You may also quickly switch between several MIDI input devices from the main toolbar by clicking the drop-down button next to the MIDI Record icon.
Enabling MIDI Output
The MIDI Input / Output plugin is built into OpenMPT to allow for easy MIDI routing.
This plugin is more than just an instrument plugin to send out MIDI data; As the name suggests, it can also be used to capture incoming MIDI events. While this might seem redundant at first, it brings some advantages over the default MIDI input in some cases:
- Several plugin instances can be opened at once to allow for multiple MIDI inputs.
- The incoming MIDI events are only routed to the next chained plugin.
Combining these two previous points, you can use the plugin to control another instrument plugin exclusively using the MIDI data from the MIDI plugin.
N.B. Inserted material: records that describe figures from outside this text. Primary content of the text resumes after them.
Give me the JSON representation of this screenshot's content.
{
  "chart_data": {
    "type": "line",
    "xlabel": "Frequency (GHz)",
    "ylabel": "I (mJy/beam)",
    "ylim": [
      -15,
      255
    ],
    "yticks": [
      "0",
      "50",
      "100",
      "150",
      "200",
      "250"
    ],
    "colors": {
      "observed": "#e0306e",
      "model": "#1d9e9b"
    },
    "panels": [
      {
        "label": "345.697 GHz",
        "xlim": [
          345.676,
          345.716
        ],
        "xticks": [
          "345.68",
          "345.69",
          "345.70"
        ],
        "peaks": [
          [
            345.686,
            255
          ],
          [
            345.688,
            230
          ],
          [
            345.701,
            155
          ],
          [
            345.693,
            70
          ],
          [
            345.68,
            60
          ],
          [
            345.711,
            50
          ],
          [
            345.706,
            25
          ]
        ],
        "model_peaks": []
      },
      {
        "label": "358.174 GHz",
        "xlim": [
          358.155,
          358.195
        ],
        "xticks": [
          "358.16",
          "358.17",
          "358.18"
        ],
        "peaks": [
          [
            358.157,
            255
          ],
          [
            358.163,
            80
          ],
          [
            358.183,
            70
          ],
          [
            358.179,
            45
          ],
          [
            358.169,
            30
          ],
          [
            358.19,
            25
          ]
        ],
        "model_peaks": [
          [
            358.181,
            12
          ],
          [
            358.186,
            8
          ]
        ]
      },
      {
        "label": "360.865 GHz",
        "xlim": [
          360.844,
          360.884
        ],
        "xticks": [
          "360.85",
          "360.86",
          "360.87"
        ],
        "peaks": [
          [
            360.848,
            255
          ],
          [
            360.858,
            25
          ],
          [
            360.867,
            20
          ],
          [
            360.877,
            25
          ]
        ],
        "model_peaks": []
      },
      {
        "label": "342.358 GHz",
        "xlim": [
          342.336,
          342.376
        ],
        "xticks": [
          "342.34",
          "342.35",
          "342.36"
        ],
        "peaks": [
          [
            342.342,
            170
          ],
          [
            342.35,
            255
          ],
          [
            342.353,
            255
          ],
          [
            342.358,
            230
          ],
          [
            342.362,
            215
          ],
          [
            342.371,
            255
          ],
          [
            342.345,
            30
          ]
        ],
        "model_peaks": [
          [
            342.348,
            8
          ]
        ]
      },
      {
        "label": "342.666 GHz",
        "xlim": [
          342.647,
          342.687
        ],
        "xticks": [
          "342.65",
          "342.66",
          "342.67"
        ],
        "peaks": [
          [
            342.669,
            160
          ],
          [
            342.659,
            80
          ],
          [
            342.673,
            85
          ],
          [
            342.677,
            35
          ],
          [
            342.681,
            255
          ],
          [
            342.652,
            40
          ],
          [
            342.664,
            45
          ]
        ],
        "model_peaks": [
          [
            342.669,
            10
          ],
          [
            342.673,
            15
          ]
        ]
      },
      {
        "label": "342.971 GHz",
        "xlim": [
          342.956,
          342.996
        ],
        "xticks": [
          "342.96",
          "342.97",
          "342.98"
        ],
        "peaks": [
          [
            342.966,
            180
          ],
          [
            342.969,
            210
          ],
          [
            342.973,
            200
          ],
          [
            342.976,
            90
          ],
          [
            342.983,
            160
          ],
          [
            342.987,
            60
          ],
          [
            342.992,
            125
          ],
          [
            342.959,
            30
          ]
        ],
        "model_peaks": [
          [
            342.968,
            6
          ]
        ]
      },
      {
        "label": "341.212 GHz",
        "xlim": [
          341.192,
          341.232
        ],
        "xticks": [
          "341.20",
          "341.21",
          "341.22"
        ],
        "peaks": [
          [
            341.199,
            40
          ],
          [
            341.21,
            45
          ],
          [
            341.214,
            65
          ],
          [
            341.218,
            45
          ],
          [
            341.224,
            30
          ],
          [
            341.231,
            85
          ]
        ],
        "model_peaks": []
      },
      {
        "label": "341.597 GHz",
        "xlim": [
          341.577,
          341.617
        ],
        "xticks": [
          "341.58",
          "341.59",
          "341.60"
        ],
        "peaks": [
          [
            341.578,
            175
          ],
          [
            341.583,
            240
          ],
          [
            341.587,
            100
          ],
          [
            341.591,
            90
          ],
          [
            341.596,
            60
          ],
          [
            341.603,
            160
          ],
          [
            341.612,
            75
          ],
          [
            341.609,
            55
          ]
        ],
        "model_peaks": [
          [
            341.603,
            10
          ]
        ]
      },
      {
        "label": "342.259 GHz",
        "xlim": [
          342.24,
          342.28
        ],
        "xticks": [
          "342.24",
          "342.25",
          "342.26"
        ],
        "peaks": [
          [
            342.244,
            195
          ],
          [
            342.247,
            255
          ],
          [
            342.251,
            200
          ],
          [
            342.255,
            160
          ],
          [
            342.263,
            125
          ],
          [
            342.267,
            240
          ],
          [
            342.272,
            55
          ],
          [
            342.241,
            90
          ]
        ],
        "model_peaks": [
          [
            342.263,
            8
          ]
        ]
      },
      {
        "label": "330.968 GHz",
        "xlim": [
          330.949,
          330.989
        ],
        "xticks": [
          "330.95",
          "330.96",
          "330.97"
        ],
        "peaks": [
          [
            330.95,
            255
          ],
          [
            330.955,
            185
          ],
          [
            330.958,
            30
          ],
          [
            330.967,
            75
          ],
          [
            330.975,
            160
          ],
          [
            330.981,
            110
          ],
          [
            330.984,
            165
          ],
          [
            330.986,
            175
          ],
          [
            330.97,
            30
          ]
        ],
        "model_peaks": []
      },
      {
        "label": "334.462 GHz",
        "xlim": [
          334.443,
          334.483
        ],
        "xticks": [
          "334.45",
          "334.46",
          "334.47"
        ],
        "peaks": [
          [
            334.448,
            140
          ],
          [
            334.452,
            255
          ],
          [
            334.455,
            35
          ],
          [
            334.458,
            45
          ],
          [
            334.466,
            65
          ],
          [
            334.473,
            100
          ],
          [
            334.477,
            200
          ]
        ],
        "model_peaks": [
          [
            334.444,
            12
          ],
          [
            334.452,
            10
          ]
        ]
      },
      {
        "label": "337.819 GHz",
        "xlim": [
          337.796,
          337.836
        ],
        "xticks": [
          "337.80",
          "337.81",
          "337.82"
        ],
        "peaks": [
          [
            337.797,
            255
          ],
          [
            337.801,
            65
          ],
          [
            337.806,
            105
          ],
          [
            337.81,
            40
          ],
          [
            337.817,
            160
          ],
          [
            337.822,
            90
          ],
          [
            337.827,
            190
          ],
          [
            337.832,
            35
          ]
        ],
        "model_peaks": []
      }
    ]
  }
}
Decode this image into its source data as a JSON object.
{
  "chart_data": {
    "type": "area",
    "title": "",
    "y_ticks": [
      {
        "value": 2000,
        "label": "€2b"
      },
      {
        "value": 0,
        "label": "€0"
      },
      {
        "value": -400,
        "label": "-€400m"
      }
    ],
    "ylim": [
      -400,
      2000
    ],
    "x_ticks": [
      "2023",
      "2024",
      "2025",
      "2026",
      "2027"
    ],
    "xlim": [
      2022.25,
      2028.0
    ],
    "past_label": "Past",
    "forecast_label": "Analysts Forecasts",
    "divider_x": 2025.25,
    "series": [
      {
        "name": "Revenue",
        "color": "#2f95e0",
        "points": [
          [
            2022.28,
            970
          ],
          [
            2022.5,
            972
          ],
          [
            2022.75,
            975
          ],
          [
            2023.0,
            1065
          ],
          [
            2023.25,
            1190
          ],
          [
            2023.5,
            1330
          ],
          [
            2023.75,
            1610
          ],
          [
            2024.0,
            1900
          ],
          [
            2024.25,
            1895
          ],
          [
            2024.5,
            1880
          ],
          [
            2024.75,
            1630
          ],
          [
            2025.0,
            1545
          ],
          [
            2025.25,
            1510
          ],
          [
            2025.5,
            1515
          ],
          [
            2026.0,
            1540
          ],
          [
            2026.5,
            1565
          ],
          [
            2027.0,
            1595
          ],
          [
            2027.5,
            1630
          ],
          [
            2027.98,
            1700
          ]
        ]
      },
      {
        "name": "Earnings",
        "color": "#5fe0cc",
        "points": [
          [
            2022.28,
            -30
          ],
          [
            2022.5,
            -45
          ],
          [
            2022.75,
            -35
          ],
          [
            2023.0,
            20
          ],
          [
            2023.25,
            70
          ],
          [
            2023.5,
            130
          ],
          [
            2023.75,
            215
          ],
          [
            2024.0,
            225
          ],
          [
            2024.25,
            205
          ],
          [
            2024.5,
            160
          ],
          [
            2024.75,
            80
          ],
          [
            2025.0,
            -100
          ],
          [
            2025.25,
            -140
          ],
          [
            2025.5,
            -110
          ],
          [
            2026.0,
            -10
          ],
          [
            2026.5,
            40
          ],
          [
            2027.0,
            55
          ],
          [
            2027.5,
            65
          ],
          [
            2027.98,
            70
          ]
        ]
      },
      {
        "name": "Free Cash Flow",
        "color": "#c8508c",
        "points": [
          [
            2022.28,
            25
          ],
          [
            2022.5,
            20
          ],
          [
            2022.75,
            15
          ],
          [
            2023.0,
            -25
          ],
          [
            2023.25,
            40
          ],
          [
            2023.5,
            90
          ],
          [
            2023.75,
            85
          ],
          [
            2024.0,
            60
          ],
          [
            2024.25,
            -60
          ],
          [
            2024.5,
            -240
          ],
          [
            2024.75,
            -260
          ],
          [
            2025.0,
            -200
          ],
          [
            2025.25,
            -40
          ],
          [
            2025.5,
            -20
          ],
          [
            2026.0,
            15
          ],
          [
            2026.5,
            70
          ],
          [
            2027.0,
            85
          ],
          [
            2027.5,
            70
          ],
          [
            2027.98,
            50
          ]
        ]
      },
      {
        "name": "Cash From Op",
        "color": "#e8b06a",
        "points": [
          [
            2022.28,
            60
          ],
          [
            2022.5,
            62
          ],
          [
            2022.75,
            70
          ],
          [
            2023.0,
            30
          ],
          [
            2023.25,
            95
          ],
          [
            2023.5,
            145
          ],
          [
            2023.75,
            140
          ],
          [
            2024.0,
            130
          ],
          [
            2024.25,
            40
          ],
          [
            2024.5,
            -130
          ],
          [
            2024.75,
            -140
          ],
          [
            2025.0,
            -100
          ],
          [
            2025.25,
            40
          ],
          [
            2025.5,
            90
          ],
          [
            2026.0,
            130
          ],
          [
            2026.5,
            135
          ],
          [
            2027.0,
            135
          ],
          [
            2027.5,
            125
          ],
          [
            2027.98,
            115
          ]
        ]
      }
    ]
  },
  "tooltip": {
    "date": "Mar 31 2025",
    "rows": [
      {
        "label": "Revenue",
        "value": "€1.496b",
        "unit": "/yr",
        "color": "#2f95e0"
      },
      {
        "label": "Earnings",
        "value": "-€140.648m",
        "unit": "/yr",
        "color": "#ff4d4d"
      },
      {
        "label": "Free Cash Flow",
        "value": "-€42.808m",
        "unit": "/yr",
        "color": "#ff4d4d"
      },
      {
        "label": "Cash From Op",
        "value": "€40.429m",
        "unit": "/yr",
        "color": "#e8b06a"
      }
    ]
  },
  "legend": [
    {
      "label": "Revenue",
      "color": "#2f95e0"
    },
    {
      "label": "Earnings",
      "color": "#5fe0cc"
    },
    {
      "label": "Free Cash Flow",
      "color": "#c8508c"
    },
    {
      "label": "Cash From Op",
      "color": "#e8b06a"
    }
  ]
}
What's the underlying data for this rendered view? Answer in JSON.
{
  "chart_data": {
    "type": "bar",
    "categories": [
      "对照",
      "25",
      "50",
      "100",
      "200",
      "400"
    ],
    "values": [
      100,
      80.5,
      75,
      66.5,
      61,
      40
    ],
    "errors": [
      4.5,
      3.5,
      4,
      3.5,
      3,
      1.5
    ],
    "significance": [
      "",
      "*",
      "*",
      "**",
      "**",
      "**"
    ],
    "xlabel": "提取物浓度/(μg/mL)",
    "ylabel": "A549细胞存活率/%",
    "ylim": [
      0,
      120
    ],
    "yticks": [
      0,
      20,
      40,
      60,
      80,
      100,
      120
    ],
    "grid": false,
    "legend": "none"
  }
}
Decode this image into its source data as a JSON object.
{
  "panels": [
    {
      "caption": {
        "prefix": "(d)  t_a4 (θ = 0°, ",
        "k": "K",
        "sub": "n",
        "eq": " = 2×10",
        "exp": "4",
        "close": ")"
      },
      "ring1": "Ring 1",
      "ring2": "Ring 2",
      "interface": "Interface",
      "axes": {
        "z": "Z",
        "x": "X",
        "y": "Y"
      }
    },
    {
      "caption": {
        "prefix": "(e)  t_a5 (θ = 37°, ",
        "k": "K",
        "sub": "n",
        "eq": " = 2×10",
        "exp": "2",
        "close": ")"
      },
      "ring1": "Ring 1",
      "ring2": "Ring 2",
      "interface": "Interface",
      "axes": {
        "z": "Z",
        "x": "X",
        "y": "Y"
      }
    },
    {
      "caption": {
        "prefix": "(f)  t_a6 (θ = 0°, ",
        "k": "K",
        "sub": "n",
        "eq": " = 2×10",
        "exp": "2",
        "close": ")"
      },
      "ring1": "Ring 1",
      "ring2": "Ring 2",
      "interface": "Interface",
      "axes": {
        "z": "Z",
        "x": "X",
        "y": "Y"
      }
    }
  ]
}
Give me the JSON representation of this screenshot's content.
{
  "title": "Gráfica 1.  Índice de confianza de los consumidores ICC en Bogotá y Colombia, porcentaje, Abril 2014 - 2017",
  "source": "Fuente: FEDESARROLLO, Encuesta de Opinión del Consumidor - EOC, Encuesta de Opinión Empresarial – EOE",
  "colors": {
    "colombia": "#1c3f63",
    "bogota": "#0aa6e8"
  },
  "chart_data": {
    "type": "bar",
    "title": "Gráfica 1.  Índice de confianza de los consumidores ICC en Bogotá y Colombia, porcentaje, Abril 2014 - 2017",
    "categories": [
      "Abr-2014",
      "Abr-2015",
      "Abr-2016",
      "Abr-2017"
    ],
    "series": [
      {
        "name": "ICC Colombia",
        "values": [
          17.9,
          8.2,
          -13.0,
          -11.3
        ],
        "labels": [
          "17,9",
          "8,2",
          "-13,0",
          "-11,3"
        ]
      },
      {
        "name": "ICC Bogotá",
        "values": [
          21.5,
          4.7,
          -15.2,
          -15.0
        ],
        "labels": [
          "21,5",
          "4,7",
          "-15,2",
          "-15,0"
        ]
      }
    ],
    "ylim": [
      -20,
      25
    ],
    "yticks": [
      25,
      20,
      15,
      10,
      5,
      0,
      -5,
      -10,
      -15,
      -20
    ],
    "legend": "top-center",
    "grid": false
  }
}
Only the selected output plugin of the MIDI plugin will receive this input. MIDI events captured by this plugin can also be be recorded to the pattern editor by toggling the Record MIDI Out to Pattern Editor setting in the plugin window’s Options menu.
You can set up plugin chains with several MIDI processing plugins to go crazy: How about sending the MIDI events captured by this plugin to an arpeggiator plugin, and then send the arpeggiated MIDI data generated by that plugin to another instance of the MIDI Input / Output plugin to control external gear that has no built-in arpeggiator? It’s up to you!
Here is a short tutorial on setting up the MIDI Input / Output plugin to control external MIDI:
- Open or create a track in XM / IT / MPTM format; preferrably the latter.
- In the General page, in the Plugin section at the bottom half of the page, make sure the current plugin is empty, and click the “Select” button next to it. The Plugin Manager window will open.
- Find the MIDI Input / Output plugin in the instruments category. Select it, and click the top button (“Put in FX01” or whatever slot you are putting it into).
- Now you can click the Edit button to see its interface, shown on the right. Click the dropdown list under “MIDI Output Device” to choose the MIDI port to route MIDI data to.
- OpenMPT automatically creates an instrument to control the plugin. You can then use the newly created instrument to send note data to the MIDI Input / Output plugin on a specified MIDI channel, which in turn will send it to the port where your MIDI instrument receives its data. This should play the MIDI instrument.
- To assign a MIDI controller to a macro for output (so that you can manipulate MIDI parameters of an external MIDI device during playback), see the section on Zxx Macros.
Note: “Output Latency” delays the MIDI output with respect to OpenMPT’s own audio output latency. A default value of 0ms sends the MIDI signals at the same time as OpenMPT’s audio output. A positive value will delay the MIDI signals (in case they can be heard too early in comparison to the other audio), a negative value (up to the duration of OpenMPT's own output latency) sends the MIDI signals before the other audio (to compensate for any delays induced by the MIDI port or target MIDI device).